А в тот день, как Берите домой идти, пришел Халл. Смирный пришел, словно и не он. Всю вину на себя принял. Он-де подговорил Бериту, он ее сманил и смутил, а она была не в себе, и он уговорил ее пуститься на это. Просил ленсмана посадить его под замок, а Бериту отпустить домой. Да только ленсман ему не поверил.

— Поверишь! — сказала Вальборга.

— Ладно, — сказал ленсман. — Но тогда им обоим по закону в исправительный положено.

— Да неужто ты такой крутой? — спросил Халл.

— Заткнись! — крикнул ленсман и так хватил его по зубам, что кровь брызнула.

Вальборга давай опять дело улаживать, просила мужа опамятоваться и вести себя как люди. Но на этот раз ленсман не стал ее слушать. Он так осерчал, что стулом о пол шарахнул.

— А ты, — заорал он на Вальборгу, — ты меня на поводу водила, тебе в угоду я черные дела творил!.. Кабы сила, потолок бы на тебя грохнул!

Вальборга в ногах у него валялась при всем честном народе. Каялась, что надурила, и пускай он ее как хочет накажет, не велика беда теперь будет, когда к ней сестра воротилась, а вот над Беритой пускай смилуется, да и над мужем ее. Размяк было Севал Странн — такую власть забрала над ним Вальборга, но тут в нем чиновный дух взыграл. А уж тогда его с панталыку не сбить было.

— Взять их под арест.

Он кликнул стражника и сделал свое дело. Их отправили к судье.

Еле оттащили Вальборгу от Бериты, когда ту повезли.

Худо пришлось Вальборге, а ленсману и того хуже — так худо, что он слег. И чуть было сразу богу душу не отдал. Пришел лекарь и кинул ему кровь, а потом лекарка приходила с банками и тоже кровь отсасывала. Но ничто не помогало. Кровь ударила ему в голову и в сердце. Разбило его, и язык отнялся.

А Вальборгу думы одолели. Люди думали, что она малость тронулась. Присматривала она за мужем, ходила за ним, вела дом и хозяйство, но все равно не до того ей было.

Халл и Берита признали свою вину, и засудили их быстро. Дали несколько лет исправительного.

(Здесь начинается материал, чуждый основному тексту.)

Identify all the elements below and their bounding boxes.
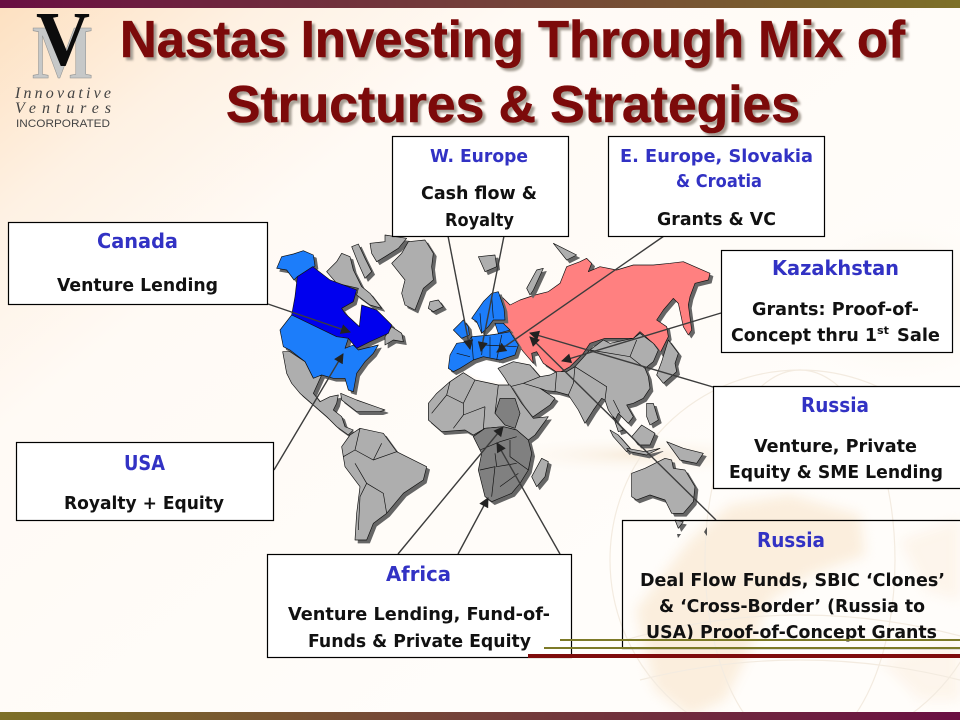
text: Kazakhstan strategy (731, 299, 940, 346)
text: Russia venture strategy (729, 436, 943, 483)
logo: Innovative Ventures Incorporated: Innovative (14, 85, 111, 102)
heading: E. Europe, Slovakia & Croatia: E. Europe, Slovakia (620, 146, 813, 167)
text: E. Europe strategy: Grants & VC (657, 209, 776, 230)
map: Russia (500, 258, 710, 373)
panel: Africa (268, 554, 572, 658)
text: Kazakhstan strategy: Sale (897, 325, 940, 346)
heading: Kazakhstan: Kazakhstan (772, 256, 899, 280)
heading: E. Europe, Slovakia & Croatia (620, 146, 813, 192)
heading: Russia: Russia (801, 393, 869, 417)
leader arrows (268, 236, 721, 554)
text: Russia deal flow strategy (640, 570, 945, 643)
text: W. Europe strategy (421, 183, 537, 231)
map: Europe (448, 243, 577, 372)
title: Structures & Strategies (226, 76, 800, 134)
heading: USA: USA (124, 451, 165, 475)
text: Russia deal flow strategy: USA) Proof-of-Concept Grants (646, 622, 937, 643)
text: Russia deal flow strategy: Deal Flow Funds, SBIC ‘Clones’ (640, 570, 945, 591)
logo: Innovative Ventures Incorporated: Ventures (15, 100, 111, 117)
panel: Kazakhstan (722, 250, 952, 352)
text: Africa strategy: Funds & Private Equity (308, 631, 531, 652)
text: W. Europe strategy: Cash flow & (421, 183, 537, 204)
logo: Innovative Ventures Incorporated: M (32, 11, 93, 95)
text: USA strategy: Royalty + Equity (64, 493, 224, 514)
map: Asia and Australia (498, 333, 703, 528)
top bar (0, 0, 960, 8)
world map (277, 235, 710, 540)
map: Mediterranean gap (466, 357, 520, 383)
heading: E. Europe, Slovakia & Croatia: & Croatia (676, 171, 762, 192)
logo: Innovative Ventures Incorporated (14, 0, 111, 130)
text: Russia deal flow strategy: & ‘Cross-Border’ (Russia to (659, 596, 925, 617)
panel: USA (16, 442, 274, 520)
panel: Canada (8, 222, 268, 304)
panel: Russia venture (714, 386, 960, 488)
text: Russia venture strategy: Equity & SME Lending (729, 462, 943, 483)
text: W. Europe strategy: Royalty (445, 210, 514, 231)
map: Americas and Greenland (277, 235, 443, 540)
panel: Russia deal flow (622, 520, 960, 648)
text: Africa strategy: Venture Lending, Fund-of- (288, 604, 550, 625)
title: Nastas Investing Through Mix of (120, 11, 906, 69)
text: Africa strategy (288, 604, 550, 652)
map: small islands (677, 527, 707, 538)
bottom bar (0, 712, 960, 720)
heading: Russia: Russia (757, 528, 825, 552)
panel: W. Europe (392, 136, 568, 236)
heading: Canada: Canada (97, 229, 178, 253)
panel: E. Europe, Slovakia & Croatia (608, 136, 824, 236)
heading: Africa: Africa (386, 562, 451, 586)
title (120, 11, 906, 134)
text: Kazakhstan strategy: st (877, 324, 889, 337)
text: Kazakhstan strategy: Grants: Proof-of- (752, 299, 919, 320)
logo: Innovative Ventures Incorporated: INCORPORATED (16, 118, 110, 130)
text: Canada strategy: Venture Lending (57, 275, 218, 296)
map: Africa (428, 373, 548, 502)
heading: W. Europe: W. Europe (430, 146, 528, 167)
text: Kazakhstan strategy: Concept thru 1 (731, 325, 877, 346)
text: Russia venture strategy: Venture, Private (754, 436, 917, 457)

— А Халл-то начисто невиновный! — сказала Вальборга, услышав о том. — Я своему мужу такого сделать не сумела бы. А стало быть, и мужа не надо! — прибавила она и засмеялась. Такая уж у нее была привычка, когда ее что-нибудь мучило.

В ту же ночь ленсман помер. А на другой день Вальборга с тремя мужчинами поехала на лодке к судье и объявила, что лишила мужа своего жизни, своими руками задушила. Не могла его больше выносить. Продалась она ему, чтобы над сестрой погордиться, а теперь претерпит, как сестра, и кару и позор. Судья посадил ее под замок. Поверил он ей. Но как послушал потом еще, что она говорила, так и оказалось, что у нее концы с концами не сошлись. Взял он ее с собой и оглядел покойника вместе со сведущими людьми. Несколько раз наговаривала на себя Вальборга, а на поверку вышло, что она только глаза мужу закрыла, когда они тускнеть начали: изо всей силы пальцами прижала.

— Или мне почудилось, что я погубила его? — сказала она. — А надо бы! — И засмеялась.

Ее выпустили. Она переселилась в Брекку и взяла к себе племянников, которых отдали было обществу на прокорм. И была им добрая мать.

Но не снесла она тяготы. Через год ушла крадучись из дому и пешком пошла туда, где была Берита. И осталась там, пока Берита и Халл отбыли свой срок. Их выпустили в один день. А с Беритой она видалась, как только позволяли.

По дороге домой Вальборга померла. Но она загодя так всем распорядилась, что им достался и хутор и все прочее наследие.

Халл с Беритой прожили долго.

А в селе так говорили: кто судит Вальборгу, тому надо быть Вальборгой. Кто хочет, как она, ненавидеть, тот должен, как она, и любить.